People travelling abroad for cosmetic, eye or weight-loss surgery could be costing the NHS up to £20,000 per patient after botched procedures, concerning new data reveals.
An audit published in the British Medical Journal warns that the growing trend for so-called medical tourism is placing a significant and largely avoidable burden on NHS services – with complications often emerging days or weeks after patients return to the UK.
Researchers found 655 patients were treated by the NHS between 2011 and 2024 after undergoing bariatric, cosmetic or eye surgery overseas, most commonly in Turkey.
Emergency and urgent procedures, cancer care, fertility treatment, dentistry and transplants were excluded from the analysis.
Turkey remains one of the most popular destinations for cut-price cosmetic and weight-loss surgery, but clinics across multiple continents were implicated in what researchers described as an expanding catalogue of serious complications.
The authors said the true cost to the NHS is likely to be much higher than current estimates, due to gaps in reporting and the absence of national data on how many UK residents seek elective surgery abroad.
They warned: ‘Those seeking medical treatment abroad should be made aware of which complications the NHS is responsible for treating, and costs for which the patient may be potentially personally liable, including non-emergency treatment.’
Patients travelled abroad for elective surgery for several reasons – including long NHS waiting lists, ineligibility for NHS procedures, availability, and lower upfront costs.
Patients seeking elective surgeries abroad could be costing the NHS in excess of £20,000 each following complications
But researchers said many were not adequately informed about the risks or the lack of NHS aftercare – despite the fact that complications can require prolonged and expensive treatment on return.
Surgeons reported patients being lured by what appeared to be ‘bargain’ procedures, including breast enlargements, tummy tucks and bariatric operations such as gastric sleeves and bands – with women most likely to seek treatment abroad.
Instead, many returned with debilitating abdominal pain, bowel obstructions, hernias, weight regain, and in some cases flesh-eating bacterial infections.

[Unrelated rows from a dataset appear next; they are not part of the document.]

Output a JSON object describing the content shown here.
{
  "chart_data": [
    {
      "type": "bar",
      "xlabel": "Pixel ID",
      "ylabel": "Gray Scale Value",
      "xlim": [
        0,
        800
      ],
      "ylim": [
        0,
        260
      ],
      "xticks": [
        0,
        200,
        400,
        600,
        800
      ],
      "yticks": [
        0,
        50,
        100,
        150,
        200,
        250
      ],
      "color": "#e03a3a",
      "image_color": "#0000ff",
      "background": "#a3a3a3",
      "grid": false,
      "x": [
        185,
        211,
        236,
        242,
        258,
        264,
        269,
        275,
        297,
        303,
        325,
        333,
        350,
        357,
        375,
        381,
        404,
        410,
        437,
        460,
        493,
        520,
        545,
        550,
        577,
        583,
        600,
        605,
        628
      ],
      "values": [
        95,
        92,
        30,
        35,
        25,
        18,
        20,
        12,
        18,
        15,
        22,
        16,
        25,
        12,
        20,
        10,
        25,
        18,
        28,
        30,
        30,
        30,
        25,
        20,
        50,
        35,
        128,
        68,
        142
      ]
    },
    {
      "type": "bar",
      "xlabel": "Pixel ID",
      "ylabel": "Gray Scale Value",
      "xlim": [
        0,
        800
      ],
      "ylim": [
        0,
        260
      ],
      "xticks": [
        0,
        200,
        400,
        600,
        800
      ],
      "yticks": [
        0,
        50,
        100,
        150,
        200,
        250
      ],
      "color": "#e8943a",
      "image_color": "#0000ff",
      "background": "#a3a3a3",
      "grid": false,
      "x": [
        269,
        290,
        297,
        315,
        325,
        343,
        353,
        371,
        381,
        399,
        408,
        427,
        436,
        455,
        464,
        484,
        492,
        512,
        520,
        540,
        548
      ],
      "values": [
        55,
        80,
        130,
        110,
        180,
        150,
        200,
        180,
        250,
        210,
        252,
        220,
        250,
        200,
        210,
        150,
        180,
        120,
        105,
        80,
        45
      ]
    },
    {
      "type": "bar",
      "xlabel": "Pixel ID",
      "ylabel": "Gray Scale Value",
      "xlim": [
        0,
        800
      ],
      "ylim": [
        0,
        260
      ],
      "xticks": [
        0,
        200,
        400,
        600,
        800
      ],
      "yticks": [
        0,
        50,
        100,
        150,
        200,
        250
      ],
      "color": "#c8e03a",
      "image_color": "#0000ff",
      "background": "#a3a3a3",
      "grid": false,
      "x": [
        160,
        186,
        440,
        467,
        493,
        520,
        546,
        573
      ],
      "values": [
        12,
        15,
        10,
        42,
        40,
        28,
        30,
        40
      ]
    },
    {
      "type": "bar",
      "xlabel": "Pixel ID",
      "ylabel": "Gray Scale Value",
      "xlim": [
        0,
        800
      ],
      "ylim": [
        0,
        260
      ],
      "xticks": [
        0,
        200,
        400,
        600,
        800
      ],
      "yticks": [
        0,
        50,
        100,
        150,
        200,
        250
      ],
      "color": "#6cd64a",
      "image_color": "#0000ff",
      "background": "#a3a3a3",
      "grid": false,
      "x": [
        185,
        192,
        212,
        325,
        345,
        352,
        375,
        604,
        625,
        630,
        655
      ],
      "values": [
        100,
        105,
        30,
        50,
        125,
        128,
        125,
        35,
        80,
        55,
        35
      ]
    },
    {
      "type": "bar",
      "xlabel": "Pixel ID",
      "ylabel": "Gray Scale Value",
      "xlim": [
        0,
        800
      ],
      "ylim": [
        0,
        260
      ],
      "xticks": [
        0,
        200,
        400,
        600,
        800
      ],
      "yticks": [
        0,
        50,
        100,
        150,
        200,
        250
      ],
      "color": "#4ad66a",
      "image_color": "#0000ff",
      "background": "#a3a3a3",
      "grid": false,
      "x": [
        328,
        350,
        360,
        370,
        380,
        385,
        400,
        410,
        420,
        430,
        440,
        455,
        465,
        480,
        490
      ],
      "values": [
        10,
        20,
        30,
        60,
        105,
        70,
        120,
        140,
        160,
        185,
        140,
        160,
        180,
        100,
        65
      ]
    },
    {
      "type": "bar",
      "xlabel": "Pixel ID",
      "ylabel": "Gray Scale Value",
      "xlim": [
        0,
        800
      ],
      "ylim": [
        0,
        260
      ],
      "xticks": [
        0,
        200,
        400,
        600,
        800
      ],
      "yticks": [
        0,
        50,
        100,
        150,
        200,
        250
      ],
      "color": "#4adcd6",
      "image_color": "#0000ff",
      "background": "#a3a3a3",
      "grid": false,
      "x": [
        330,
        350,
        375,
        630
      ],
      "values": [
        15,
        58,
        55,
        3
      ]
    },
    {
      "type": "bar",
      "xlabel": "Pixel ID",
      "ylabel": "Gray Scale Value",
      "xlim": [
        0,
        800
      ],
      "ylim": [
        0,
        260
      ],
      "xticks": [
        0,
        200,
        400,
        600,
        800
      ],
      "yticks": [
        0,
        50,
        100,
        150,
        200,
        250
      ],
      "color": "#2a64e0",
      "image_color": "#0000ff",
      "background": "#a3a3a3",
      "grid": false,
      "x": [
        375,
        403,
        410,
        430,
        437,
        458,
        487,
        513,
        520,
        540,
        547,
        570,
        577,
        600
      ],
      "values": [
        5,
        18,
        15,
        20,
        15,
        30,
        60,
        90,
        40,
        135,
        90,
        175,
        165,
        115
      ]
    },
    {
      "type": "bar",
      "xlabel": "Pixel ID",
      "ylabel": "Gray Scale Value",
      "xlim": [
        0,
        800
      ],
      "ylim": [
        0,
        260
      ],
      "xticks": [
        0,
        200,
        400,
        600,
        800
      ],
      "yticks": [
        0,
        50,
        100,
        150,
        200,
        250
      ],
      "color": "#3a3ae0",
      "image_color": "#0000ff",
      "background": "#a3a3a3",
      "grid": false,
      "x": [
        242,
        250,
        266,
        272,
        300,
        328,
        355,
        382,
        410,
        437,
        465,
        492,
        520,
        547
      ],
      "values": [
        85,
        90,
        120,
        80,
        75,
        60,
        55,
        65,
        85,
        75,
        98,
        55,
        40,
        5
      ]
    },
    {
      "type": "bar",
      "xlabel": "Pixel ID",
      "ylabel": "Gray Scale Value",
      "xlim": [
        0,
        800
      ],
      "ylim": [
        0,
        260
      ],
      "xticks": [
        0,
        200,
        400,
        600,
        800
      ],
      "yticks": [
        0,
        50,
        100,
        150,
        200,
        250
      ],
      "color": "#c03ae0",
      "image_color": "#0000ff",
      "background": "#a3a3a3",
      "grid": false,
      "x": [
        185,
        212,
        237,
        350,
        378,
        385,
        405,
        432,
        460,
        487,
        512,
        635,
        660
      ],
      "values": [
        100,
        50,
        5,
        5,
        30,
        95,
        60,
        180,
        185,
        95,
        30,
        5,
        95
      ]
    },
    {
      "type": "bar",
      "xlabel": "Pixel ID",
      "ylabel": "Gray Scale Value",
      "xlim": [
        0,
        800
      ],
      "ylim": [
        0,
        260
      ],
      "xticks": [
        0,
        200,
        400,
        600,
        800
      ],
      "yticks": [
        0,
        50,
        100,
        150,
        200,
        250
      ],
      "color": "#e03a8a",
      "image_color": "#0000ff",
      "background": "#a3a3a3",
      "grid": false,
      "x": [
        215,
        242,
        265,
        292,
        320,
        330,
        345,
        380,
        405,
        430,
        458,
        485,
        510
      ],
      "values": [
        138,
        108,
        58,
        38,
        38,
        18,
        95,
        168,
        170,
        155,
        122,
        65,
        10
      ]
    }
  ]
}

Others developed life-threatening blood clots that required urgent NHS intervention, sometimes within days of arriving back in the UK.
While bariatric surgery can cost as little as £2,000 in Turkey, private procedures in the UK typically start at around £10,000.
On the NHS, patients are only eligible for weight-loss surgery if they have tried and failed to lose weight through other clinically supervised methods.
The audit found at least 196 patients experienced moderate to severe complications following overseas gastric sleeve surgery, breast enlargement or abdominoplasty.
Clinics in Turkey advertise a wide range of controversial procedures, including liposuction claiming to remove up to 15 litres of fat, Brazilian butt lifts, eye-colour-changing laser treatments and hymenoplasty.
Liposuction that offers to remove up to 15 litres of fat, BBL’s, eye colour changing laser treatments and hymenoplasties are all offered in clinics across Turkey
Researchers estimated the cost to the NHS of treating each patient ranged from £1,058 for minor complications to £19,549 for severe cases in 2024, though they stressed this was likely a significant underestimate.
They said: ‘Evidence suggests that outward medical tourism for metabolic and bariatric surgery, cosmetic surgery and ophthalmic surgery can result in serious complications that are treated at NHS specialist units in the UK.
‘We still do not know how many people resident in the UK go abroad for elective surgery, or how many subsequently experience complications.
‘Without these data, we cannot fully understand the levels of risk that people seeking surgery abroad are taking.’
The researchers called for public awareness campaigns to ensure patients understand the potential consequences before travelling overseas for surgery.
The estimated costs include staff wages, medications, specialist equipment and ongoing follow-up care.
The NHS currently advises patients considering bariatric surgery abroad to ‘weigh up any potential savings against the potential risks’, warning that standards may be lower than in the UK and that aftercare is ‘not always straightforward’.